E lasciamo stare ora che la verità vera sia dal cielo; sì che a quella che recano innanzi gli uomini convenga accostarsi con molta tolleranza. Questa può essere regola di buona creanza nel commercio, ma non ha luogo nell’animo nudo: ivi quello che è vero, è vero sempre, e sopra tutto.
Se non che nel Carducci io sento diversa forse dal vero la forma e gli episodi del giudizio, ma identica e santa la intenzione; i suoi errori stessi sono gloriosi. L’eroe, o Marceau o sia Carlo Alberto, che io rispetto nella sua ammirazione, è una grande nobile forte figura che l’animo di lui ha creato e la fantasia ha avuto potere di imporre anche sopra di me.
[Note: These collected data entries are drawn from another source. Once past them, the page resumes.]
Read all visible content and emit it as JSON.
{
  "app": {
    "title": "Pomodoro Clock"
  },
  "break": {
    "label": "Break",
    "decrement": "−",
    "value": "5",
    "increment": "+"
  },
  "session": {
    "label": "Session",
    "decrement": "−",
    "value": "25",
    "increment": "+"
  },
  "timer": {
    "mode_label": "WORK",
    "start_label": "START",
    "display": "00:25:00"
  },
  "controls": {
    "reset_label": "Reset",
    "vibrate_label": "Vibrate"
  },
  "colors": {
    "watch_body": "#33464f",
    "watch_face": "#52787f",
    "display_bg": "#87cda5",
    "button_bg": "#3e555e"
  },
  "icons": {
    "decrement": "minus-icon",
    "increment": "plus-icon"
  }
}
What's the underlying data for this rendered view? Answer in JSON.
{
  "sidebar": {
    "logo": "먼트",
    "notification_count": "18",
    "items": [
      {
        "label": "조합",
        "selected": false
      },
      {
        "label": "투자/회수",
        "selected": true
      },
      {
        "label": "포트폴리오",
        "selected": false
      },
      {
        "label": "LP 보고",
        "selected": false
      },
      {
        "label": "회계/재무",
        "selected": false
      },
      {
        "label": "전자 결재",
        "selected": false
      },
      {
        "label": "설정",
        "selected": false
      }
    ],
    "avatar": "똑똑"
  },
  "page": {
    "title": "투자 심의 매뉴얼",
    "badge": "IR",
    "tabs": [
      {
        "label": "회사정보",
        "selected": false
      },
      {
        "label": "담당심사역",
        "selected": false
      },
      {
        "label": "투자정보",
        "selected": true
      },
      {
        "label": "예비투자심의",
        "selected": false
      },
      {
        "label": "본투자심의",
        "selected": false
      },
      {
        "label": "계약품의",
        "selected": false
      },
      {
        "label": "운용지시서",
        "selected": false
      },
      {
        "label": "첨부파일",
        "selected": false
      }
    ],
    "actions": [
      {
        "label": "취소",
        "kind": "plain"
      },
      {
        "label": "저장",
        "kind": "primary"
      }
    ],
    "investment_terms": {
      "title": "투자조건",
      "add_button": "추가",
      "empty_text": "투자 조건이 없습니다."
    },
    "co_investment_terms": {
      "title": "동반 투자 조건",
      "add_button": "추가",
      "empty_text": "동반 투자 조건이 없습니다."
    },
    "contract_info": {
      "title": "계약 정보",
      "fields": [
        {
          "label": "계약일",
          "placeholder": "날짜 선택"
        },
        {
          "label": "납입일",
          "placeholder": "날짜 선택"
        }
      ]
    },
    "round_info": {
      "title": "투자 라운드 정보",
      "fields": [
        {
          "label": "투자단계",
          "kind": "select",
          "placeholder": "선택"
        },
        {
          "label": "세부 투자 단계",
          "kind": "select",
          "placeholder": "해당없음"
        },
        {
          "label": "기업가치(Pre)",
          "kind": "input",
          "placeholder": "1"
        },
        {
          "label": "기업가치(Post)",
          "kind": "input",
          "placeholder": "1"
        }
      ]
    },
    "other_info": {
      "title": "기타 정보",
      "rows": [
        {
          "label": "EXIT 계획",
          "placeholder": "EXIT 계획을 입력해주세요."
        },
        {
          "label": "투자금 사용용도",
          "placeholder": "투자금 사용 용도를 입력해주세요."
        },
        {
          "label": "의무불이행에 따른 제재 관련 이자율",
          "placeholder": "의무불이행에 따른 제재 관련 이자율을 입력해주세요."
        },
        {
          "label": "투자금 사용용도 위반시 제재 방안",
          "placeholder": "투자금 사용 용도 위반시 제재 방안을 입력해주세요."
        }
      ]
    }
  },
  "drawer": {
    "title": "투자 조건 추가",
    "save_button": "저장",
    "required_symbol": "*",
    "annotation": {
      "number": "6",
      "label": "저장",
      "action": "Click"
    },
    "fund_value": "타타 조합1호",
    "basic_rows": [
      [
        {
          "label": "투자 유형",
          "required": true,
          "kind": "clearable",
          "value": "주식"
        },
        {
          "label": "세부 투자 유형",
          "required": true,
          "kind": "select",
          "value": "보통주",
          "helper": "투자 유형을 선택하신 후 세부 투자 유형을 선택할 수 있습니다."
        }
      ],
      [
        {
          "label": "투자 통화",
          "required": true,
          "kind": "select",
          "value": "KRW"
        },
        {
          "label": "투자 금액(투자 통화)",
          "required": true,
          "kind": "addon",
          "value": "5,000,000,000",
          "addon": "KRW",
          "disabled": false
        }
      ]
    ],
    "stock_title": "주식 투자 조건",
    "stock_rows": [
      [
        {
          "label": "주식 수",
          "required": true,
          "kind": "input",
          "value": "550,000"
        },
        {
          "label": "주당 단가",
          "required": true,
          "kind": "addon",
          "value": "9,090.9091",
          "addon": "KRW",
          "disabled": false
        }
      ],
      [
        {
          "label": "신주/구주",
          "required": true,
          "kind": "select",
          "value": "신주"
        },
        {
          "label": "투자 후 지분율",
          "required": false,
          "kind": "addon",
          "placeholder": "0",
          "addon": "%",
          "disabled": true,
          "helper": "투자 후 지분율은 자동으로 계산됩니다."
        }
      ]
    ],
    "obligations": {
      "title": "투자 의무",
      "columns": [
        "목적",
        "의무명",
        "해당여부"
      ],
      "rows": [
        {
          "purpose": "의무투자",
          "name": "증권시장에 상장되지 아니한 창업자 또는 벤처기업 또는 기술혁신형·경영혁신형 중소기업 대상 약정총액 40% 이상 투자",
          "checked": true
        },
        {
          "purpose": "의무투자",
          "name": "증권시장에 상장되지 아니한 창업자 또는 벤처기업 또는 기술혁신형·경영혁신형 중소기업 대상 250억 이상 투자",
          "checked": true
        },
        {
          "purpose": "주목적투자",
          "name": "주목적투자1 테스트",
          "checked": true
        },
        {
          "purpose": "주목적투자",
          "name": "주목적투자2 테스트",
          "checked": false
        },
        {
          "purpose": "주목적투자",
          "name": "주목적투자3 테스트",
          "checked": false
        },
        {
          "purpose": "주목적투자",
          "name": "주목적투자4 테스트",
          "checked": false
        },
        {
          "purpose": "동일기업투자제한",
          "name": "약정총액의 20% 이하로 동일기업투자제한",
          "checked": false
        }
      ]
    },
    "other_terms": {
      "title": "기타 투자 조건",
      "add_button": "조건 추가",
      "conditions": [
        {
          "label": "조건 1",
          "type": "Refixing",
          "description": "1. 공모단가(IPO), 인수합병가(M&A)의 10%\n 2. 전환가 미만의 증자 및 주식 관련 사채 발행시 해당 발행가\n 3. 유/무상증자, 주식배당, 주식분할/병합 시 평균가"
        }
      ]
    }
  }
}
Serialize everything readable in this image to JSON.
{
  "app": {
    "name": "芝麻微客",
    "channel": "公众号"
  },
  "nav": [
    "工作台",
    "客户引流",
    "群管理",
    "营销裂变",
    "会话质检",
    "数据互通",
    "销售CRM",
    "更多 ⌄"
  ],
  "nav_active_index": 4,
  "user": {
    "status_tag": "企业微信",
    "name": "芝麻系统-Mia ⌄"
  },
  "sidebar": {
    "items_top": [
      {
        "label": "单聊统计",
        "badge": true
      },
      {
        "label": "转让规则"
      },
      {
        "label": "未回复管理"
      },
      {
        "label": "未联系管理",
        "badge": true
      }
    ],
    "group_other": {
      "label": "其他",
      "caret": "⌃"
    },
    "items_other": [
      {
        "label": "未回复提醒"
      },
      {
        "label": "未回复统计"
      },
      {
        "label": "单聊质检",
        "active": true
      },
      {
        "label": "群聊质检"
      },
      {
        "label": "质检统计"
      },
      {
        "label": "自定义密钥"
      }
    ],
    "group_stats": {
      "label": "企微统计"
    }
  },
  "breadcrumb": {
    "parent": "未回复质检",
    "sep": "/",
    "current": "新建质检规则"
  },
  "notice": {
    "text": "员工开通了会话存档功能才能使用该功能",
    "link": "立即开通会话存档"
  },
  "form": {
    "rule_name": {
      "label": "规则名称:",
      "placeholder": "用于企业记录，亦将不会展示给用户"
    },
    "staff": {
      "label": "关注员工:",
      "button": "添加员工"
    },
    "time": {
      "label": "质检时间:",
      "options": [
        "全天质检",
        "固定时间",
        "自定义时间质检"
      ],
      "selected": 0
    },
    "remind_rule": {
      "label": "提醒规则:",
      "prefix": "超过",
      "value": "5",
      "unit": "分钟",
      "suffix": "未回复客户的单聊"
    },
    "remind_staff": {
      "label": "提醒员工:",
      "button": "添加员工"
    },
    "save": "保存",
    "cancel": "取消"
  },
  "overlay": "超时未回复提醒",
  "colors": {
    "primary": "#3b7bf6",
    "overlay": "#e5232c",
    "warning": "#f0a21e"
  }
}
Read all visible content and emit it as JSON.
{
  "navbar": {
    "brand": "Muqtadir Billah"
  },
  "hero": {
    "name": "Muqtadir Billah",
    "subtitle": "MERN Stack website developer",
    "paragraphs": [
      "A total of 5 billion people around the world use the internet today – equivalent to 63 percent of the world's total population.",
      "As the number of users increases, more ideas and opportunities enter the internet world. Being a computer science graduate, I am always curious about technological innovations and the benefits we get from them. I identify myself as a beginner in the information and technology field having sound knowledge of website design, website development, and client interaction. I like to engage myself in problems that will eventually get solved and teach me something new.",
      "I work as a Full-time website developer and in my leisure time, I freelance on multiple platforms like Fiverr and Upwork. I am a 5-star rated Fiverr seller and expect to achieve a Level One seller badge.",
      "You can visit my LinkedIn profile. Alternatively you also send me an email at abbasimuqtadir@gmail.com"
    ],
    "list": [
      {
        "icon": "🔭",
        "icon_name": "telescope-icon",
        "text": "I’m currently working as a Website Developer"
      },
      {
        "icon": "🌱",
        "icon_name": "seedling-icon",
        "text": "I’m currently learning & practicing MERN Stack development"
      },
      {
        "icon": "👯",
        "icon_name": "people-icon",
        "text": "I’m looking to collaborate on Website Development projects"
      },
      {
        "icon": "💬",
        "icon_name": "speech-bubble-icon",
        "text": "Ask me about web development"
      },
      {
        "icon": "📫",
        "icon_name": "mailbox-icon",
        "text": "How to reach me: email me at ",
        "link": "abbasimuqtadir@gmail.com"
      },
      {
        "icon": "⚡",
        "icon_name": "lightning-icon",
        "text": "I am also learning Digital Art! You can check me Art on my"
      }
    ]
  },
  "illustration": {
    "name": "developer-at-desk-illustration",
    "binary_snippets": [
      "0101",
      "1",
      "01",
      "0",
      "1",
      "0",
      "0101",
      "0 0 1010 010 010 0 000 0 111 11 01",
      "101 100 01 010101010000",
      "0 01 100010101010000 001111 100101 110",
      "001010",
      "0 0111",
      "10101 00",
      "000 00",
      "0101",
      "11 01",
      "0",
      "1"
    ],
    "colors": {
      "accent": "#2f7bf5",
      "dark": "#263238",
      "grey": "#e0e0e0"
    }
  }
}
Tutte le cose che egli afferma vere sono vere anche per me: se non nella lettera, certo nello spirito. E io sono vinto a consentire nell’animo, nella religione, nella santità del suo pensiero.
Qui non è possibile fare paragone col Croce, dell’intelligenza, come se uno ne abbia più, e l’altro meno. Non è una intelligenza generica, di cui si possa rendere quantitativa ragione; questo, al quale io parlo, è il Carducci. Qualche cosa di grande alita intorno, e io mi sento pieno del nume. Il dialogo è divenuto orazione.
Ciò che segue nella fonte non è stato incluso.